To observe the average frequency of observation as seconds, we just need to look at the difference in time between two observations, and calculate that average.

In [None]:
# clean up the time axes, as usual.

data = data.assign(
    mins=lambda x: x.groupby("id")["mins"].transform(lambda x: x - x.iloc[0])
)
data.head()

In [None]:
# convert mins to seconds
data = data.assign(seconds=lambda df: df.mins * 60)

# display the average frequency of observation
display(data.groupby("code_wine")["seconds"].aggregate((lambda x: x.diff().mean())))

data = data.pipe(lambda df: df.drop("nm_256", axis=1).assign(nm_256=df.nm_256))

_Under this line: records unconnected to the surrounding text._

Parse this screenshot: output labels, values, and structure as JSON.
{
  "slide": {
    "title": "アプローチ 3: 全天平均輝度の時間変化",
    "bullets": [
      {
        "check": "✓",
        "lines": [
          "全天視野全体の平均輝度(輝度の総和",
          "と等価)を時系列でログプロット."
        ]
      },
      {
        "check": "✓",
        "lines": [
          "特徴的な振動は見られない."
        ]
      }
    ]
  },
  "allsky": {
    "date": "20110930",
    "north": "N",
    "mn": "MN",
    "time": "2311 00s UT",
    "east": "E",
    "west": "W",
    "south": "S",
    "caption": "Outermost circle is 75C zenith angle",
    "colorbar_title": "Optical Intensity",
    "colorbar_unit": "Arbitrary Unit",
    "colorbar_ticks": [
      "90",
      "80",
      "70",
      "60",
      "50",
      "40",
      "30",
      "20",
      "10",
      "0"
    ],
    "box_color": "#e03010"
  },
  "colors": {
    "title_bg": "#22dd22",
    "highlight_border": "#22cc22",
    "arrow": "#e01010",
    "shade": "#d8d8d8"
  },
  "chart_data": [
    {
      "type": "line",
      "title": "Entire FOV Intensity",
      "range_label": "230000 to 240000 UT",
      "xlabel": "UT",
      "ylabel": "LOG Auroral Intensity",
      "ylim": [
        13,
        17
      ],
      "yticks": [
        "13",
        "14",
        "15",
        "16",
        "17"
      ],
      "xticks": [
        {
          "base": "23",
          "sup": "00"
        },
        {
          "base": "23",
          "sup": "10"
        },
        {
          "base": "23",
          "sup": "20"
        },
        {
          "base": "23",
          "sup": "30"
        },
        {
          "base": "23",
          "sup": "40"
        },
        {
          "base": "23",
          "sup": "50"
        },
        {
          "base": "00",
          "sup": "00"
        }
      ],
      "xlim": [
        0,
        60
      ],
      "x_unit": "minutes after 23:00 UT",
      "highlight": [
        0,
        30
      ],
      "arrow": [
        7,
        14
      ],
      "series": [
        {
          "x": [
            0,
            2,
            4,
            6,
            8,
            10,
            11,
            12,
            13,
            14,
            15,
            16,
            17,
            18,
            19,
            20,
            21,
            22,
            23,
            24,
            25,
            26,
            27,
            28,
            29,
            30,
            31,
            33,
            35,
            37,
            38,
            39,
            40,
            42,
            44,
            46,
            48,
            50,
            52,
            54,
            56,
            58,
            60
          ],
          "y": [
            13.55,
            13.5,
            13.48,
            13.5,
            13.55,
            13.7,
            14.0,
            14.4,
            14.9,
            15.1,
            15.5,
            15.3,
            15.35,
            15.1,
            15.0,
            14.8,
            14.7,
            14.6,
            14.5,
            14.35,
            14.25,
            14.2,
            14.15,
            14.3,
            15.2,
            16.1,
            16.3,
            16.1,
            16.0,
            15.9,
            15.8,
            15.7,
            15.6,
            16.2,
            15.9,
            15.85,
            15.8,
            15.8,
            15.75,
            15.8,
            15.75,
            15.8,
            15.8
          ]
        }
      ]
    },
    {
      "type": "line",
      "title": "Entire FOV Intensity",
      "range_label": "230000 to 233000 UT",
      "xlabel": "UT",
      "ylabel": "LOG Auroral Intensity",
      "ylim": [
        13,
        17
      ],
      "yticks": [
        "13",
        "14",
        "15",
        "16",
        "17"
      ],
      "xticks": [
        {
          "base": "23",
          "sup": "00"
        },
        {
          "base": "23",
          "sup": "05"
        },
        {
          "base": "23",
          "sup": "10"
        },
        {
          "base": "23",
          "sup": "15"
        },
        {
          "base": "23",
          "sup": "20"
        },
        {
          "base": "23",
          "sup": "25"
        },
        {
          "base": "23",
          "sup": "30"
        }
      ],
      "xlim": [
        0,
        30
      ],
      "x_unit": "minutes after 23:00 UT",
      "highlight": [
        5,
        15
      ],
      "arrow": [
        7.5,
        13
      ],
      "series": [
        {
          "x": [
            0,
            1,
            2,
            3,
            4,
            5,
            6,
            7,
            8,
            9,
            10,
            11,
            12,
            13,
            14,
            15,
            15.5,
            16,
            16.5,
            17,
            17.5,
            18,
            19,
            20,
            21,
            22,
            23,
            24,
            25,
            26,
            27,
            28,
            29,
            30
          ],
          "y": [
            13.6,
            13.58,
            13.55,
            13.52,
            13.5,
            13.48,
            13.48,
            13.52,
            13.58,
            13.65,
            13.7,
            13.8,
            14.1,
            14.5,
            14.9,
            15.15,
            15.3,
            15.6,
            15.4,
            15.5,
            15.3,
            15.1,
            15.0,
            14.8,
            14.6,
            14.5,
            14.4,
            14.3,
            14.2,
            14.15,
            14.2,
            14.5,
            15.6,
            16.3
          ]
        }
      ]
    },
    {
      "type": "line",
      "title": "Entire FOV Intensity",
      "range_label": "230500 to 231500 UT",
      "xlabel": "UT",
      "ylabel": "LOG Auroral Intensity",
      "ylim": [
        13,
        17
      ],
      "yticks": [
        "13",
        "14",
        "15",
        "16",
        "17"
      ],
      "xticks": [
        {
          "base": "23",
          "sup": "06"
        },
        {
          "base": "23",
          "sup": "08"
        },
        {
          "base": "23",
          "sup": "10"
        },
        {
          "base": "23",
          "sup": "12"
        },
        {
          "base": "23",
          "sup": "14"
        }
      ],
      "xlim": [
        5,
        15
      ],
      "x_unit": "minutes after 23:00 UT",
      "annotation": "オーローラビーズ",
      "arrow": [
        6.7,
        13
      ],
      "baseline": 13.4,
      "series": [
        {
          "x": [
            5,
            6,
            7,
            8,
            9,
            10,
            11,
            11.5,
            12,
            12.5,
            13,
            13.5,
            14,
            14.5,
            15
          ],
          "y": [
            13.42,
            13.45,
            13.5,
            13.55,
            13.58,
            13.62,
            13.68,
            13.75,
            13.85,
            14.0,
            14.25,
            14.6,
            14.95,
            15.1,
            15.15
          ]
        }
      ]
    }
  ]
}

As we can see in the output above, 98 has an average observation frequency of 0.2, half that of the other samples, resulting in twice as many observations. A simple resampling will rectify this problem.

In [None]:
# resampling 98 to 0.4S frequency
data.query("samplecode=='98'").assign(
    mins=lambda df: pd.to_timedelta(df.mins, unit="m")
).resample(on="mins", rule="0.4S").mean(numeric_only=True).plot(x="seconds", y="nm_256")

Now to instantiate this, it should be established as a cleaner function, but I CBF unless this sample is relevant.

In [None]:
data.loc[:, ["code_wine", "id"]].drop_duplicates()

## Sample 115

The last one is 115

In [None]:
sample_115 = data.query("samplecode=='115'")

sample_115.plot(x="mins", y="nm_256")

Again, it looks fine to me.

In [None]:
sample_115.mins.plot()

Signal looks fine, time axis is monotonically increasing.. why the hell was it labeled as an outlier?